Otherwise with sneaking/pass shooting you have to put on miles and look for good opportunities.


----------



## 870 XPRS (Mar 12, 2003)

Sneaking can be very tiring. 4 years ago, I didn't have any decoys for snows either and all I did was sneak em. I did manage to get the highest reported mark for snow geese that year with 132, that is just what was reported by g&f though. However let me tell you, it takes the toll on a guy in teh spring with the conditions fluctuating from sloppy to hard and vise versa. Make sure if your sneaking you actually have a chance at getting at the birds. You'll learn quick what to sneak and what not to sneak after a couple hundred yard belly crawls that are fruitless.


----------



## Pluckem (Dec 26, 2002)

Last year with the dry conditions it made it a lot easier to crawl on the geese. This year you are going to get messy, and if you see any other hunters crawl there is a 95% chance they are young guys. It does take a lot out of a guy. I also noticed last year since there wasnt any water in the fields it was hard to get in between feeding flocks cause instead of just flying to different fields during the day they were going back and forth between the roosts and fields, which made them fly sky high.


----------



## 870 XPRS (Mar 12, 2003)

Here's a crazy story about a sneak I had last year. I'm not starting a NR debate here, so don't get your feathers all ruffled up, just a story. Anyways me and 2 hunting buddies had been watching this iced over pond for a few days and geese had been using it off and on so we were going to go set up some dekes there and give it a shot this one saturday afternoon. When we got there in the mornign however it was completely covered in birds. Luckily their was a drainage ditch with cattails that led right out to it. All 3 of us are good buddies with the landowner so we drove part way out into he field and parked right beside the drainage ditch. We begin to get pretty close to the flock and we've had flyovers the entire way out there. When here comes a shot from like 50 yds behind us. All the geese get up and we manage to scratch about 4 or 5 and we take a look behind us. 5 MN pickups had pulled out into the field behind us parked right beside our pickup and started crawling the same path we had :eyeroll: It's kinda just a ridiculous story now i don't get mad about it but i thought it was kinda funny that they would try to crawl up our *****. To stay on topic though, when the conditions are dry like they have been the last few years. Sneaking in fields in ND is extremely difficult. The method chris explained above about laying in a cornfield is very exciting if you can get it to work for you. It can get really tough to lay off getting up when you have a few thousand snows barking from 50 yds out.

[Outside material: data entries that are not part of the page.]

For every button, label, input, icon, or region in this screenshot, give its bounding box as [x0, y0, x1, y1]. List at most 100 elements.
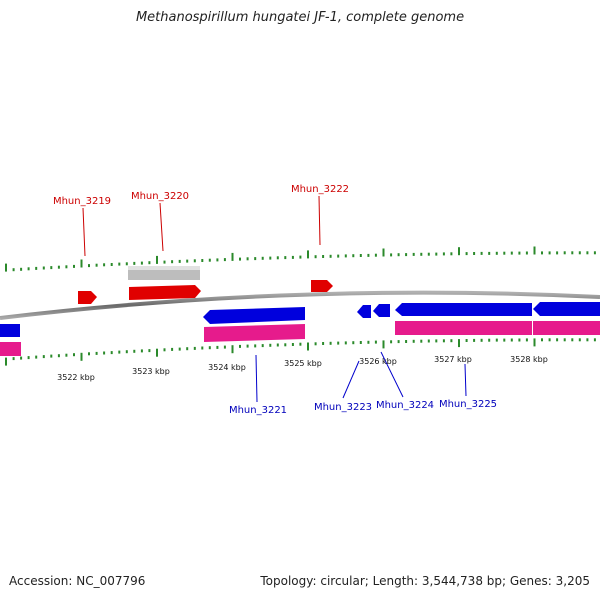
minor-tick — [344, 341, 347, 345]
cds-bar-mhun-3221 — [204, 324, 305, 342]
major-tick — [533, 338, 536, 347]
gene-label-mhun-3220[interactable]: Mhun_3220 — [131, 191, 189, 202]
minor-tick — [593, 251, 596, 255]
minor-tick — [488, 338, 491, 342]
major-tick — [307, 342, 309, 351]
minor-tick — [556, 338, 559, 342]
minor-tick — [488, 251, 491, 255]
minor-tick — [178, 259, 181, 263]
minor-tick — [193, 346, 196, 350]
minor-tick — [367, 253, 370, 257]
minor-tick — [503, 338, 506, 342]
minor-tick — [171, 347, 174, 351]
minor-tick — [103, 351, 106, 355]
gene-arrow-mhun-3219[interactable] — [78, 291, 97, 304]
minor-tick — [148, 261, 151, 265]
major-tick — [533, 246, 536, 255]
gene-arrow-mhun-3225[interactable] — [395, 303, 532, 316]
gene-arrow-mhun-3220[interactable] — [129, 285, 201, 300]
gene-arrow-mhun-3223[interactable] — [357, 305, 371, 318]
minor-tick — [269, 256, 272, 260]
minor-tick — [480, 338, 483, 342]
minor-tick — [571, 251, 574, 255]
minor-tick — [299, 342, 302, 346]
minor-tick — [420, 252, 423, 256]
gene-arrow-left-partial[interactable] — [0, 324, 20, 337]
major-tick — [80, 352, 83, 361]
minor-tick — [12, 268, 15, 272]
minor-tick — [73, 264, 75, 268]
minor-tick — [186, 347, 189, 351]
major-tick — [307, 250, 309, 259]
minor-tick — [88, 264, 90, 268]
minor-tick — [427, 252, 430, 256]
minor-tick — [503, 251, 506, 255]
minor-tick — [578, 338, 581, 342]
minor-tick — [322, 255, 325, 258]
major-tick — [231, 252, 234, 261]
minor-tick — [390, 253, 393, 257]
minor-tick — [42, 266, 45, 270]
major-tick — [5, 263, 7, 272]
minor-tick — [337, 341, 340, 345]
minor-tick — [163, 260, 166, 264]
major-tick — [382, 340, 385, 349]
minor-tick — [541, 338, 543, 342]
minor-tick — [284, 343, 287, 347]
minor-tick — [548, 338, 551, 342]
minor-tick — [50, 354, 53, 358]
major-tick — [458, 247, 460, 256]
gene-arrow-right-partial[interactable] — [533, 302, 600, 316]
gene-arrow-mhun-3224[interactable] — [373, 304, 390, 317]
minor-tick — [510, 251, 513, 255]
minor-tick — [12, 357, 15, 361]
minor-tick — [178, 347, 181, 351]
gene-arrow-mhun-3221[interactable] — [203, 307, 305, 324]
minor-tick — [442, 252, 445, 256]
tick-row-top — [5, 246, 596, 272]
minor-tick — [314, 342, 317, 346]
kbp-label-3526: 3526 kbp — [359, 357, 397, 366]
minor-tick — [329, 254, 332, 258]
cds-bar-right-partial — [533, 321, 600, 335]
minor-tick — [239, 257, 241, 261]
minor-tick — [65, 265, 68, 269]
minor-tick — [276, 343, 279, 347]
minor-tick — [495, 251, 498, 255]
minor-tick — [344, 254, 347, 258]
major-tick — [80, 259, 83, 268]
gene-label-mhun-3223[interactable]: Mhun_3223 — [314, 402, 372, 413]
gene-label-mhun-3219[interactable]: Mhun_3219 — [53, 196, 111, 207]
minor-tick — [20, 267, 23, 271]
gene-label-mhun-3225[interactable]: Mhun_3225 — [439, 399, 497, 410]
minor-tick — [216, 345, 219, 349]
minor-tick — [548, 251, 551, 255]
minor-tick — [374, 340, 377, 344]
minor-tick — [148, 349, 151, 353]
minor-tick — [140, 349, 143, 353]
minor-tick — [57, 265, 60, 269]
minor-tick — [571, 338, 574, 342]
minor-tick — [223, 258, 226, 262]
minor-tick — [518, 251, 521, 255]
minor-tick — [125, 350, 128, 354]
minor-tick — [103, 263, 106, 267]
minor-tick — [397, 253, 400, 257]
gene-arrow-mhun-3222[interactable] — [311, 280, 333, 292]
minor-tick — [578, 251, 581, 255]
minor-tick — [186, 259, 189, 263]
minor-tick — [27, 267, 30, 271]
minor-tick — [397, 340, 400, 344]
major-tick — [231, 345, 234, 354]
minor-tick — [88, 352, 90, 356]
minor-tick — [473, 338, 476, 342]
minor-tick — [125, 262, 128, 266]
gene-label-mhun-3222[interactable]: Mhun_3222 — [291, 184, 349, 195]
minor-tick — [246, 344, 249, 348]
genome-summary-text: Topology: circular; Length: 3,544,738 bp… — [260, 574, 590, 588]
gene-label-mhun-3221[interactable]: Mhun_3221 — [229, 405, 287, 416]
minor-tick — [73, 353, 75, 357]
accession-text: Accession: NC_007796 — [9, 574, 146, 588]
minor-tick — [359, 254, 362, 257]
gene-label-mhun-3224[interactable]: Mhun_3224 — [376, 400, 434, 411]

We've used some burlap out in the field and actually had them crawl on us before, that got the heart a pumpin. Anyways good luck. I gotta quit coming on this site, i think the school work is suffering. :withstupid:


----------



## Perry Thorvig (Mar 6, 2002)

You actually had birds stepping on you??????????????????? Wow, that would be something. I would never have been able to resist the temptation. By the way, kudos to you guys if your camo is good enough to do that. :beer: Be careful though, they tend to crap where they walk!!


----------



## 870 XPRS (Mar 12, 2003)

yeah we had them walking on top of us, but the other part of that hunt is that we only ended up with 7 birds. When we got up i had the burlap stuck to the end of my gun and the other guy that was with me didn't know what the hell to do. Anyways that was one to remember.. Let me tell you,,,i know about the crappin all over the place, lol


----------



## wooduck26 (Mar 21, 2002)

870 That is nothing short of amazing! great story. Dave!


----------



## buckseye (Dec 8, 2003)

Hey 870 it can be painful and yucky but that is the 'goose zone'. Been there many times!!


----------



## GooseBuster3 (Mar 1, 2002)

Crawling is a waste of time tough why crawl for 25 minutes to shot55-60 snows then it take s a another 2 hours to get them out of the field then another hour to clean them. I get much more statisfaction out of setting up dekes, 15 birds over dekes is like shooting 80 jumpshooting. just my .02


----------



## Perry Thorvig (Mar 6, 2002)

I agree GB3. I have said it many times that it does nothing for my ego or bragging rights to indiscriminately shoot 3 to 5 times into a flock and drop a whole bunch of birds. I too would rather shoot 10 or 15 while decoying than 80 jumpshooting. But, to each his own I guess.


----------



## CheapHunter (Sep 24, 2003)

Crawling can be fun! But I simply dont bother if the hunting pressure in an area is too high. Too many times i've crawled 200+ yards only to get within 40 of a flock and all the sudden here a BOOM!! only to see some old guy or some other idiots trying to shoot off the road at
60+ yards. :eyeroll:


----------



## Leo Porcello (Jul 10, 2003)

Dam if I had birds walking on me I think I would have been grabbing them by the legs and biting their heads.


----------



## CheapHunter (Sep 24, 2003)

:beer:


----------



## dogdigger (Jan 26, 2004)

i dont like jump shootin either but i dont have any snow deeks so its either crawl for them or sit here at home with my hand in my pants. :roll:


----------



## nodakoutdoors.com (Feb 27, 2002)

dogdigger said:


> i dont like jump shootin either but i dont have any snow deeks so its either crawl for them or sit here at home with my hand in my pants. :roll:


hehehe....... :lol: Well said.

To each their own...


----------



## Brad Anderson (Apr 1, 2002)

The best decoys are live ones!! Plus, you don't have to pull a trailer everywhere you go.


----------